J. K. Rowling ci casca ancora: il tweet divisivo e le accuse di transfobia

Il portavoce della scrittrice, un anno fa, l’aveva difesa così: «Temo che J.K. Rowling abbia avuto un momento impacciato da persona di mezza età e questa non è la prima volta che mette like tenendo il telefono in modo errato»

È conosciuta come la mamma di Harry Potter, la fortunata saga che l’ha resa la scrittrice più ricca al mondo. Ultimamente, però, J. K. Rowling sta facendo parlare di sé per le sue posizioni divisive sulla transessualità, esternate su Twitter e, nel giro di pochi minuti, al centro del dibattito globale sui diritti della comunità Lgbtqi+. È successo lo scorso dicembre, si è ripetuto ieri, 7 luglio.

L’ultimo thread di tweet di Rowling è partito dal titolo di un articolo, “Creare un mondo post-Covid-19 più equo per le persone che hanno le mestruazioni”. L’autrice, il 6 giugno, l’ha commentato così: «Persone con le mestruazioni. Sono certa che c’era una parola per definirle… aiutatemi. Donnole?». Il messaggio sottinteso è che solo le persone con il ciclo mestruale possono definirsi donne. Il giorno seguente, visto lo scalpore suscitato dall’argomento, ha rincarato la dose.

«Se il sesso non è reale, non esiste attrazione per lo stesso sesso – ha scritto -. Se il sesso non è reale, la realtà vissuta dalle donne di tutto il mondo viene cancellata. Conosco e amo le persone trans, ma cancellare il concetto di sesso significa rimuovere la capacità di molti di discutere in modo significativo delle loro vite. Dire la verità non vuol dire odiare». Le accuse di transfobia e di far parte del Terf, sottogruppo del femminismo radicale che transfobico, soprattutto transmisogino, sono arrivate da ogni parte.

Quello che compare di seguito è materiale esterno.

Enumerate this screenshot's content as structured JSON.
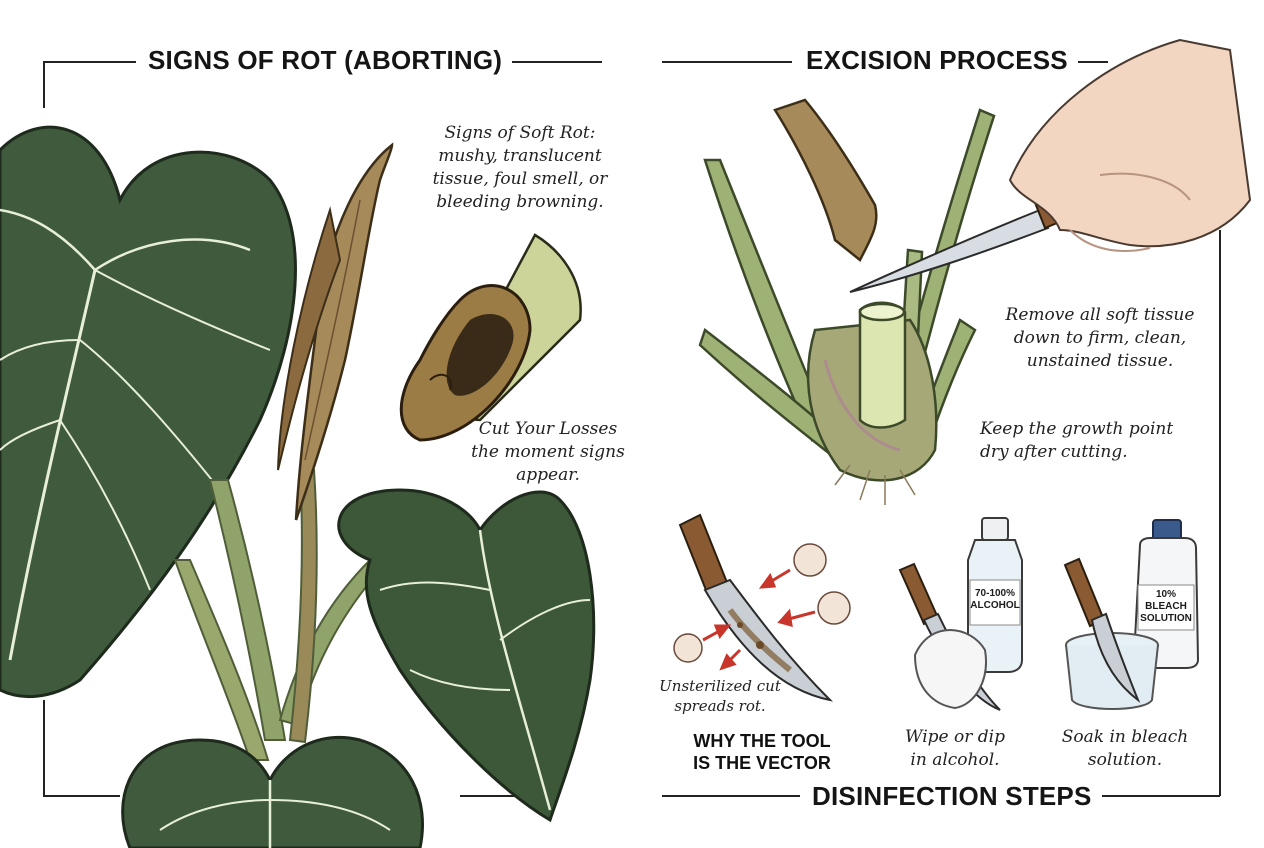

Rowling ha provato a rimediare, ribadendo il «diritto di ogni persona trans a vivere nella maniera più autentica e confortevole per ciascuna, ma allo stesso tempo, la mia vita è stata plasmata dall’essere femmina. Non credo sia odioso dirlo». Non è la prima volta che l’autrice viene travolta da un ciclone di critiche per le sue esternazioni sul tema. Il 19 dicembre 2019, aveva preso le difese di Maya Forstater, donna britannica licenziata per aver scritto sui social che chi ha fatto un percorso di transizione di genere da uomo a donna non può considerarsi davvero una donna.

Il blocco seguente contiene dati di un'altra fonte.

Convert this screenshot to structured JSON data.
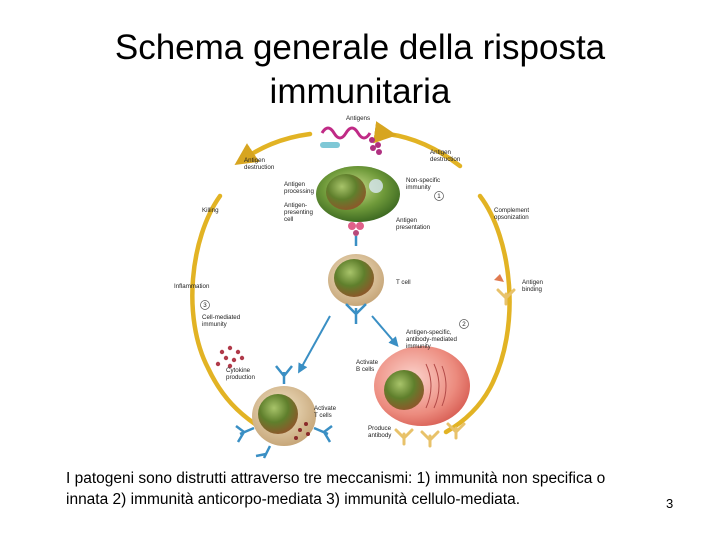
{
  "slide": {
    "title_line1": "Schema generale della risposta",
    "title_line2": "immunitaria",
    "caption": "I patogeni sono distrutti attraverso tre meccanismi: 1) immunità non specifica o innata  2) immunità anticorpo-mediata 3) immunità cellulo-mediata.",
    "page_number": "3"
  },
  "diagram": {
    "labels": {
      "antigens": "Antigens",
      "antigen_destruction_left_1": "Antigen",
      "antigen_destruction_left_2": "destruction",
      "antigen_destruction_right_1": "Antigen",
      "antigen_destruction_right_2": "destruction",
      "antigen_processing_1": "Antigen",
      "antigen_processing_2": "processing",
      "antigen_presenting_1": "Antigen-",
      "antigen_presenting_2": "presenting",
      "antigen_presenting_3": "cell",
      "nonspecific_1": "Non-specific",
      "nonspecific_2": "immunity",
      "killing": "Killing",
      "antigen_presentation_1": "Antigen",
      "antigen_presentation_2": "presentation",
      "complement_1": "Complement",
      "complement_2": "opsonization",
      "t_cell": "T cell",
      "inflammation": "Inflammation",
      "antigen_binding_1": "Antigen",
      "antigen_binding_2": "binding",
      "cell_mediated_1": "Cell-mediated",
      "cell_mediated_2": "immunity",
      "antibody_mediated_1": "Antigen-specific,",
      "antibody_mediated_2": "antibody-mediated",
      "antibody_mediated_3": "immunity",
      "activate_b_1": "Activate",
      "activate_b_2": "B cells",
      "cytokine_1": "Cytokine",
      "cytokine_2": "production",
      "activate_t_1": "Activate",
      "activate_t_2": "T cells",
      "produce_antibody_1": "Produce",
      "produce_antibody_2": "antibody",
      "num_1": "1",
      "num_2": "2",
      "num_3": "3"
    }
  }
}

«Vestitevi come volete – aveva scritto l’autrice sui social -. Chiamatevi come volete. Andate a letto con ogni adulto consenziente che volete. Vivete la vostra vita al massimo, in pace e sicurezza. Ma far perdere il lavoro alle donne per aver dichiarato che il sesso è una cosa reale?». Insomma, per Rowling l’identità di genere di una donna non può prescindere da essere nate con una vagina e i cromosomi XX.

Uno screenshot dell’account Twitter di J. K. Rowling

Le accuse di transfobia

Sulla presunta transfobia della scrittrice corrono voci ormai da anni. Tra le prove portate a dimostrazione della tesi, la comunità trans accusa Rowling di seguire la femminista radicale transfobica Magdalen Berns. A marzo 2018, fu trovato un suo like sotto a un tweet che descriveva le donne transessuali come «uomini in vestito». Un addetto stampa dell’autrice disse che all’autrice era scappato il pollice per errore.

A parte le insinuazioni che si basano sull’elenco di account transfobici seguiti da Rowling e sui suoi like a tweet vicini al femminismo radicale, la versione ufficiale pubblicata dal portavoce della scrittrice è la seguente: «Temo che J.K. Rowling abbia avuto un momento impacciato da persona di mezza età e questa non è la prima volta che mette like tenendo il telefono in modo errato».